The electoral system, which has been in place since 1994, is under review after a Constitutional Court decision a year ago. It found the system was not consistent with the constitution because it did not make provision for individuals to stand for election.
A ministerial advisory committee produced a report for Home Affairs minister Aaron Motsoaledi last month, advising on the options. The pure proportional representation system has been blamed for undermining accountability by makiing MPs accountable to party bosses rather than voters.
Sithembile Mbete, the spokesperson for the advisory committee and a political analyst, said two options had emerged: a minimalist one, in which the existing proportional representation system was tweaked to allow individuals to stand as parties; and a more thorough reform, in which 200 public representatives are elected from party lists by proportional representation and 200 from constituencies.
Henning Suhr, the country representative of Germany’s Konrad Adenauer-Stiftung (KAS), warned that while a constituency-based element to voting would lead to a better connection between public representatives and the people, the result could be a greater number of ANC representatives in parliament. Germany has a hyrid electoral system.
“Smaller parties, with less than 3% of the vote, will have more trouble getting elected,” Suhr said. “At the moment they are contesting for a pool of 400 votes and in the future they could be contesting for a pool of only 200 candidates.”
In a “first past the post” election the winner of the seat takes all and votes cast for unsuccessful candidates are discarded. In a proportional representation model every vote counts for the final tally.
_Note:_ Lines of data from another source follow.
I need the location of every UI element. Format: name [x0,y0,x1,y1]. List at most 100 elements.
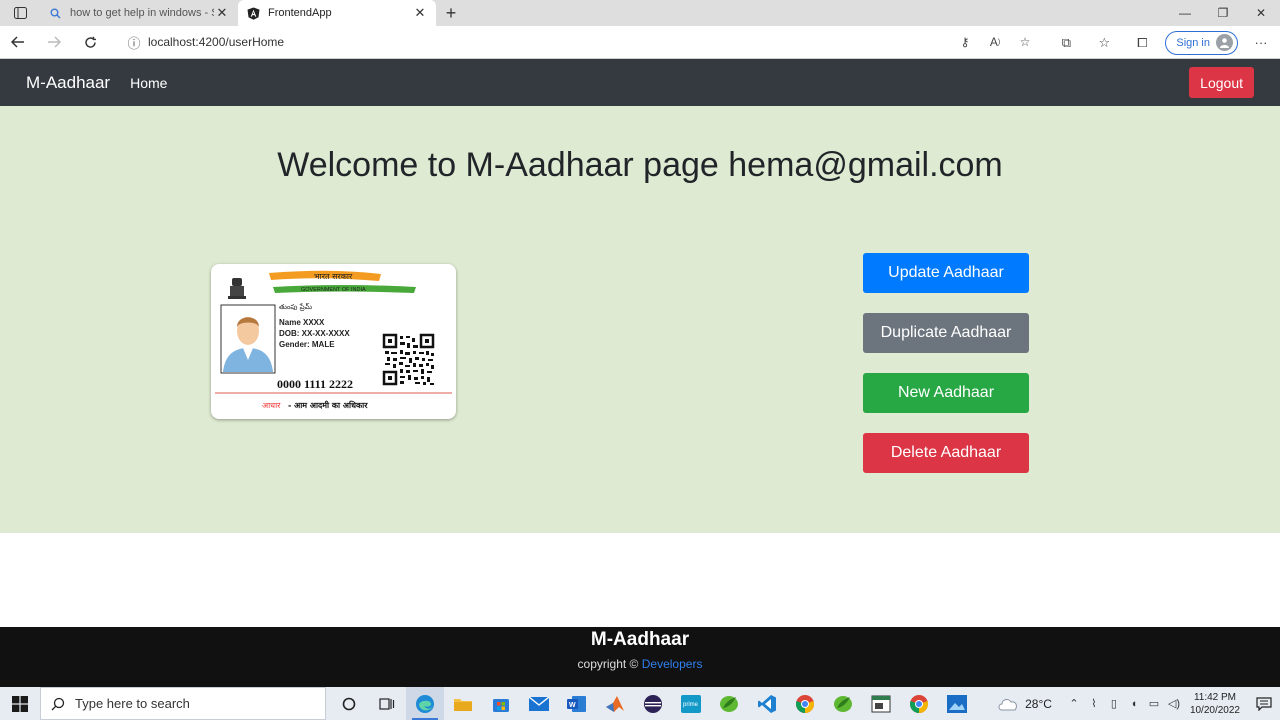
brand[interactable]: M-Aadhaar [26,73,110,93]
taskbar-eclipse[interactable] [634,687,672,720]
logout-button[interactable]: Logout [1189,67,1254,98]
taskbar-chrome-2[interactable] [900,687,938,720]
main-content: Welcome to M-Aadhaar page hema@gmail.com… [0,106,1280,533]
avatar [1216,34,1233,51]
puzzle-icon: ⧉ [1061,34,1071,50]
taskbar-edge[interactable] [406,687,444,720]
cortana-icon [342,697,356,710]
chevron-up-icon[interactable]: ⌃ [1064,697,1084,710]
minimize-button[interactable]: ― [1166,0,1204,26]
microphone-icon[interactable]: ◖ [1124,698,1144,710]
chrome-icon [909,694,929,713]
device-icon[interactable]: ▯ [1104,697,1124,710]
close-window-button[interactable]: ✕ [1242,0,1280,26]
store-icon [493,698,509,712]
spring-icon [834,695,852,712]
duplicate-aadhaar-button[interactable]: Duplicate Aadhaar [863,313,1029,353]
weather-widget[interactable]: 28°C [997,697,1052,711]
svg-text:prime: prime [683,702,699,708]
chrome-icon [795,694,815,713]
favorites-icon: ☆ [1098,34,1111,50]
forward-button[interactable] [36,27,72,57]
tab-actions-button[interactable] [0,0,40,26]
restore-button[interactable]: ❐ [1204,0,1242,26]
tab-title: how to get help in windows - Se [70,7,214,19]
svg-text:W: W [569,702,576,709]
favorites-button[interactable]: ☆ [1085,28,1123,58]
card-hindi-header: भारत सरकार [314,272,353,281]
arrow-right-icon [48,36,61,48]
card-number: 0000 1111 2222 [277,377,353,391]
clock[interactable]: 11:42 PM 10/20/2022 [1190,691,1240,717]
taskbar-word[interactable]: W [558,687,596,720]
notifications-button[interactable] [1248,687,1280,720]
card-tagline-red: आधार [262,401,281,410]
update-aadhaar-button[interactable]: Update Aadhaar [863,253,1029,293]
new-aadhaar-button[interactable]: New Aadhaar [863,373,1029,413]
taskbar-terminal[interactable] [862,687,900,720]
volume-icon[interactable]: ◁) [1164,697,1184,710]
add-favorite-icon[interactable]: ☆ [1010,29,1040,55]
task-view-button[interactable] [368,687,406,720]
search-icon [51,697,65,710]
close-icon[interactable]: ✕ [412,5,428,21]
angular-icon [246,6,260,20]
search-placeholder: Type here to search [75,696,190,711]
taskbar-store[interactable] [482,687,520,720]
qr-code-icon [382,333,435,386]
taskbar-prime-video[interactable]: prime [672,687,710,720]
card-gov-label: GOVERNMENT OF INDIA [301,287,366,293]
url-field[interactable]: ⓘ localhost:4200/userHome ⚷ A) ☆ [120,28,1040,56]
emblem-icon [228,278,246,299]
prime-video-icon: prime [681,694,701,713]
weather-temp: 28°C [1025,696,1052,711]
taskbar-spring-tools[interactable] [710,687,748,720]
start-button[interactable] [0,687,40,720]
delete-aadhaar-button[interactable]: Delete Aadhaar [863,433,1029,473]
url-text[interactable]: localhost:4200/userHome [148,35,950,49]
taskbar-mail[interactable] [520,687,558,720]
key-icon[interactable]: ⚷ [950,29,980,55]
mail-icon [529,696,549,711]
network-icon[interactable]: ⌇ [1084,697,1104,710]
taskbar-search-input[interactable]: Type here to search [40,687,326,720]
nav-home-link[interactable]: Home [130,75,167,91]
windows-taskbar: Type here to search W prime 28°C ⌃ ⌇ ▯ ◖… [0,687,1280,720]
read-aloud-icon[interactable]: A) [980,29,1010,55]
task-view-icon [379,697,395,710]
windows-logo-icon [12,695,28,712]
taskbar-photos[interactable] [938,687,976,720]
collections-button[interactable]: ⧠ [1123,28,1161,58]
taskbar-file-explorer[interactable] [444,687,482,720]
footer: M-Aadhaar copyright © Developers [0,627,1280,687]
tab-frontendapp[interactable]: FrontendApp ✕ [238,0,436,26]
vscode-icon [758,694,776,713]
taskbar-spring-tools-2[interactable] [824,687,862,720]
developers-link[interactable]: Developers [642,657,703,671]
footer-copyright: copyright © Developers [0,657,1280,671]
refresh-icon [84,36,96,48]
card-name-line: Name XXXX [279,318,325,327]
collections-icon: ⧠ [1137,34,1148,50]
back-button[interactable] [0,27,36,57]
taskbar-matlab[interactable] [596,687,634,720]
refresh-button[interactable] [72,27,108,57]
footer-title: M-Aadhaar [590,629,690,650]
tab-search[interactable]: how to get help in windows - Se ✕ [40,0,238,26]
info-icon[interactable]: ⓘ [120,33,148,52]
taskbar-vscode[interactable] [748,687,786,720]
photos-icon [947,694,967,713]
sign-in-button[interactable]: Sign in [1165,30,1238,55]
battery-icon[interactable]: ▭ [1144,697,1164,710]
new-tab-button[interactable]: + [436,0,466,26]
close-icon[interactable]: ✕ [214,5,230,21]
taskbar-chrome[interactable] [786,687,824,720]
extensions-button[interactable]: ⧉ [1047,28,1085,58]
more-menu-button[interactable]: ··· [1242,28,1280,58]
cortana-button[interactable] [330,687,368,720]
card-dob-line: DOB: XX-XX-XXXX [279,329,350,338]
tab-title: FrontendApp [268,7,332,19]
browser-tab-strip: how to get help in windows - Se ✕ Fronte… [0,0,1280,26]
more-icon: ··· [1254,35,1268,50]
arrow-left-icon [11,36,24,48]
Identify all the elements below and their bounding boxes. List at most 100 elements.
Panelists, who also included former constitutional negotiator Roelf Meyer, who is lobbying for electoral reform through the Inclusive Society Institute, also discussed whether constituency-based elections were guaranteed to translate into greater accountability.
Besides giving all citizens the right to stand for election, the Constitution also requires the national assembly to reflect voting results proportionally.
Meyer said that because proportional representation would allow greater representivity of smaller parties it was chosen by the drafters of the Constitution, and was therefore an essential principle.
“Without proportionality one party can completely dominate. We have seen what happened in the past. That is how the National Party dominated the political scene for 40 to 50 years,” he said.
The Inclusive Society Institute favours a mixed model with some public representatives elected through a party list and others via multi-member constituencies, in which there are three to seven MPs in each constituency.
“That is why the hybrid idea can help accountability, which is something we are all crying out for. It can bring about more accountability than is currently in the system,” said Meyer.